John Peel In-Session (aired 25 September 1978, recorded 18 September 1978)
| No. | Title | Writer(s) | Original release | Length |
|---|---|---|---|---|
| 10. | "Louie Louie" | Berry | 1978 ~ Louie, Louie | 2:46 |
| 11. | "I'll Be Your Sister" |  | 1979 ~ Overkill | 3:15 |
| 12. | "Tear Ya Down" |  | 1979 ~ Overkill | 2:39 |

In-Concert – Live from Paris Theatre, London (16 May 1979)
| No. | Title | Original release | Length |
|---|---|---|---|
| 13. | "Stay Clean" | 1979 ~ Overkill | 3:03 |
| 14. | "No Class" | 1979 ~ Overkill | 2:43 |
| 15. | "I'll Be Your Sister" | 1979 ~ Overkill | 3:35 |
| 16. | "Too Late, Too Late" | 1979 ~ Overkill (single) | 3:24 |
| 17. | "(I Won't) Pay Your Price" | 1979 ~ Overkill | 3:19 |
| 18. | "Capricorn" | 1979 ~ Overkill | 4:14 |
| 19. | "Limb from Limb" | 1979 ~ Overkill | 5:26 |

==Personnel==
Per the album's liner notes.

===Motörhead===
- Lemmy – bass guitar, vocals, bass solo on "Stay Clean", second guitar solo on "Limb from Limb"
- "Fast" Eddie Clarke – guitars
- Phil "Philthy Animal" Taylor – drums

===Production===
- Jimmy Miller – producer, remixer
- Neil Richmond – producer on ("Louie Louie", "Tear Ya Down")
- Ashley Howe – engineer
- Trevor Hallesy – engineer
- Darren Colin Burn – tape operator
- Giovanni Scatola – mastering (2005 remaster)
- Joe Petagno – cover design
- Curt Evans – cover design (2005 remaster)

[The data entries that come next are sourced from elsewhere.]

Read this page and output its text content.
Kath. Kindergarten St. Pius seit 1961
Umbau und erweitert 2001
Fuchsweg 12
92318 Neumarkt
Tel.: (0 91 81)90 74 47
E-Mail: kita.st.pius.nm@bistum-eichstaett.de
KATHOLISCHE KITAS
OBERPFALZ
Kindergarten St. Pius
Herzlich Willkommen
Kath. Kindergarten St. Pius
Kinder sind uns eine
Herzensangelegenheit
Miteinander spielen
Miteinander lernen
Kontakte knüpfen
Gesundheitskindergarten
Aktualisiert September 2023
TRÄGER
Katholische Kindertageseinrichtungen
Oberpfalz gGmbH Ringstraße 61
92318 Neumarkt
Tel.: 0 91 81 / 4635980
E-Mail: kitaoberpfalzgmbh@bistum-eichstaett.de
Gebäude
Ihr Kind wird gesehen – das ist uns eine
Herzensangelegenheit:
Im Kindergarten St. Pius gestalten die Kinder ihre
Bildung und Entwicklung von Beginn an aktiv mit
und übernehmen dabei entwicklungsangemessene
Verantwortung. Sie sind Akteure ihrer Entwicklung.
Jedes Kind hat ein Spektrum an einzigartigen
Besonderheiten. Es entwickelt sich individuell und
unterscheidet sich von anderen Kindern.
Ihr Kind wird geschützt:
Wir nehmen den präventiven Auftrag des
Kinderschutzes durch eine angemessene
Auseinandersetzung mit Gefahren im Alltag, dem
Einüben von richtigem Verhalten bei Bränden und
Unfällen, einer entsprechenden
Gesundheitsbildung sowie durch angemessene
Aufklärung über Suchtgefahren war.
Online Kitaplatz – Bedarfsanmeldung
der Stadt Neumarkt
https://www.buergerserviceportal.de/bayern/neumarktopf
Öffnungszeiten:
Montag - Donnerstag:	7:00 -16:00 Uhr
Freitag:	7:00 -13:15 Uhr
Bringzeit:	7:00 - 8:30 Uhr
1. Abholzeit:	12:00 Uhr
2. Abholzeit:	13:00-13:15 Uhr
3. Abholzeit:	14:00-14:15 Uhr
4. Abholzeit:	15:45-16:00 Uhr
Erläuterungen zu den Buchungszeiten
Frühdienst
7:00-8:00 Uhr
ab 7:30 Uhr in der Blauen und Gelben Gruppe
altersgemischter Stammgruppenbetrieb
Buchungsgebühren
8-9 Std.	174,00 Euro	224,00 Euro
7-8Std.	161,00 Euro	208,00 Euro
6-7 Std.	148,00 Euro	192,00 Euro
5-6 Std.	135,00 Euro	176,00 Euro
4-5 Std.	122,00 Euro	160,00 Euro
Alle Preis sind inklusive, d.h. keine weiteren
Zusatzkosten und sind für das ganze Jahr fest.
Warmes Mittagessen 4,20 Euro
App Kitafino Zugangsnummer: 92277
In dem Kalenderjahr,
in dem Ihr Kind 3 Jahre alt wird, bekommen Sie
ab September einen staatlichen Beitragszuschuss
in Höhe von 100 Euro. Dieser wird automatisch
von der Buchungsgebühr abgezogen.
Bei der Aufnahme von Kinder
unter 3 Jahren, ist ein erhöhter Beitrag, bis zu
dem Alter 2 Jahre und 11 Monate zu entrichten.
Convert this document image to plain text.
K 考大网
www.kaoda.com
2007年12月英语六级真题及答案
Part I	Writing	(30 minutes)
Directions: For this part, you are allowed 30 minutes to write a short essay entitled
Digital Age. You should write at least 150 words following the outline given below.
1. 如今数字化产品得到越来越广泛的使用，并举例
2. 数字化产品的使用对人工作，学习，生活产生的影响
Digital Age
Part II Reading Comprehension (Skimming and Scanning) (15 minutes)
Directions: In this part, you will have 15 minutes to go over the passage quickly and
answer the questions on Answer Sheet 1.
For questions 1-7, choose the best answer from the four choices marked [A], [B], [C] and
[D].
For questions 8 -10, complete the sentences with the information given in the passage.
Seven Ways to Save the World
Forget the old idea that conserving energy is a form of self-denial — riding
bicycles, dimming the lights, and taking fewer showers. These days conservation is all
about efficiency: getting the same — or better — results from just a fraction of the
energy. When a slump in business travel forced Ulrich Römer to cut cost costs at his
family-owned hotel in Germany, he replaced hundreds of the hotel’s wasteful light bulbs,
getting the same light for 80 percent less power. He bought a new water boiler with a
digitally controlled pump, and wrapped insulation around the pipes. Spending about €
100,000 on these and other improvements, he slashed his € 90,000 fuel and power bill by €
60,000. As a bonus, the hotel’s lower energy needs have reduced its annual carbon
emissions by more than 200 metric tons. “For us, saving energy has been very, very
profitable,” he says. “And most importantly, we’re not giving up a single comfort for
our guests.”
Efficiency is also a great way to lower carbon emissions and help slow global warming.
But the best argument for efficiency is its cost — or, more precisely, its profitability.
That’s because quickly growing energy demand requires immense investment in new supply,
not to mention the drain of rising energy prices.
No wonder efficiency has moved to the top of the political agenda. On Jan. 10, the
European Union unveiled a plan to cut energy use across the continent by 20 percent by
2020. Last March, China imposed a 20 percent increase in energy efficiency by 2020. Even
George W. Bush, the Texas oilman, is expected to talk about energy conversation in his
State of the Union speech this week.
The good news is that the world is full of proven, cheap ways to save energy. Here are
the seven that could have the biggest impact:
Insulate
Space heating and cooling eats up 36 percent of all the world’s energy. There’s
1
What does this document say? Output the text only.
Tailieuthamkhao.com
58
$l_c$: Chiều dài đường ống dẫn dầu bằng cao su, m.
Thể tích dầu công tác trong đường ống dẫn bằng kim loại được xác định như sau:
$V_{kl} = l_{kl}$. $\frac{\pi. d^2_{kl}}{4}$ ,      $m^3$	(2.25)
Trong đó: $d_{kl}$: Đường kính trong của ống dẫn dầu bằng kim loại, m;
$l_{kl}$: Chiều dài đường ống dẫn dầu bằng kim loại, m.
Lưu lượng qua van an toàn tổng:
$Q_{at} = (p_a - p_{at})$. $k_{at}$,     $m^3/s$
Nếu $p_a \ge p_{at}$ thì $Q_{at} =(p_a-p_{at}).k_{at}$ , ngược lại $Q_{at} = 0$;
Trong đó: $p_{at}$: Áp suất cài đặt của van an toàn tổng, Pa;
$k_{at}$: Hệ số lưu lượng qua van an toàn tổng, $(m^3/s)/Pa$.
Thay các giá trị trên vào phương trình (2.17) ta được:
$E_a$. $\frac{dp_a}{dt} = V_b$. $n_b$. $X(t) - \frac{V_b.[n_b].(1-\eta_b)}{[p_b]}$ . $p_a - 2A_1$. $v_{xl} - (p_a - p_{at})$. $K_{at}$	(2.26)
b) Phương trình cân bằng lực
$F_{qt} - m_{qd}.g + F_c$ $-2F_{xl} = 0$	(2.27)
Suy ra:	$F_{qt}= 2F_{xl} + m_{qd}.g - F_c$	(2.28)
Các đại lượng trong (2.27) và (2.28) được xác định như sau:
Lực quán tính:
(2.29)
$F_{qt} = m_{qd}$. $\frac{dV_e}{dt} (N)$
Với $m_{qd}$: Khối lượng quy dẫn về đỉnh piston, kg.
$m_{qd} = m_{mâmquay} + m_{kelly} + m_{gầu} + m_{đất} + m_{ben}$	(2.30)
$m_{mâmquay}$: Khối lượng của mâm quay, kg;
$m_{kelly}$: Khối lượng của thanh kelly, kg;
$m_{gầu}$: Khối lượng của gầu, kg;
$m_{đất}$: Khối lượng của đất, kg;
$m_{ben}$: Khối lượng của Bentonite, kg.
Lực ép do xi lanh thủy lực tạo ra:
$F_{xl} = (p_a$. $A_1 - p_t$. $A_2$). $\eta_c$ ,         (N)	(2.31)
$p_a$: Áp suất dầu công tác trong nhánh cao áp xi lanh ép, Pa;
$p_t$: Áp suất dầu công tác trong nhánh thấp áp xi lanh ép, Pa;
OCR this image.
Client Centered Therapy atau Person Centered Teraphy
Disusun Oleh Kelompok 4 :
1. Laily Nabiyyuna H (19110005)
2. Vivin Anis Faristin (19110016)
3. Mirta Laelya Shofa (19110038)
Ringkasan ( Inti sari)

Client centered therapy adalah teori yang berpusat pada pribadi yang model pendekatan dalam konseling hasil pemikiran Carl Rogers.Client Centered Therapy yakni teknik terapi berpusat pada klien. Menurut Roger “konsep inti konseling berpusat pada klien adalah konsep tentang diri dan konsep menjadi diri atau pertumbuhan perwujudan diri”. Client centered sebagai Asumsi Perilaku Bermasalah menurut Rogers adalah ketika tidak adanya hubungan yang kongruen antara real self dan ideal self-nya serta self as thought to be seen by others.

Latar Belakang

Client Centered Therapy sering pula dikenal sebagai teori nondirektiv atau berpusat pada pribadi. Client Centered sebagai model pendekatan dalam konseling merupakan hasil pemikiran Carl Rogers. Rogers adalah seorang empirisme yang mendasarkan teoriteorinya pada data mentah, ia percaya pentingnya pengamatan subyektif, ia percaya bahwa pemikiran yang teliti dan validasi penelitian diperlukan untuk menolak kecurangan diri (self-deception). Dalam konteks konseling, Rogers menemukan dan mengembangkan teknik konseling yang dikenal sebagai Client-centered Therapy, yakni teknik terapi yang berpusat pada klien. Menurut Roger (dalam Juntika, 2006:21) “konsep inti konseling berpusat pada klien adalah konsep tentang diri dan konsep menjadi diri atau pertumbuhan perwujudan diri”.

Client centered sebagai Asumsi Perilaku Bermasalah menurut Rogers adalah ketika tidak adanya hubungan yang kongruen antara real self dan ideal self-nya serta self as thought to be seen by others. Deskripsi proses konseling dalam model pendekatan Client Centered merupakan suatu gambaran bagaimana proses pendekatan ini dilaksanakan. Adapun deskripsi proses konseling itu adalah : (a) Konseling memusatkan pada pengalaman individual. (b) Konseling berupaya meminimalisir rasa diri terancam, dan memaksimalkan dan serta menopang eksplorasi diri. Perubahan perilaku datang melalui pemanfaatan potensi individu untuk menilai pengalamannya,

===2005 deluxe edition remaster===
- Steve Hammonds – release coordination
- Jon Richards – release coordination
- Malcolm Dome – sleeve notes
- Mick Stevenson – project consultant, photos and archive memorabilia

== Charts ==

| Chart (1979) | Peak position |
|---|---|
| French Albums (SNEP) | 17 |
| UK Albums (Official Charts) | 24 |

| Chart (2019) | Peak position |
|---|---|
| Belgian Albums (Ultratop Wallonia) | 168 |
| German Albums (Offizielle Top 100) | 96 |
| Scottish Albums (Official Charts) | 73 |
| UK Independent Albums (Official Charts) | 25 |
| UK Rock & Metal Albums (Official Charts) | 9 |

| Chart (2025) | Peak position |
|---|---|
| German Albums (Offizielle Top 100) | 60 |
| Swiss Albums (Schweizer Hitparade) | 77 |

==Certifications==

| Region | Certification | Certified units/sales |
| United Kingdom (BPI) | Silver | 60,000^{^} |
^{^} Shipments figures based on certification alone.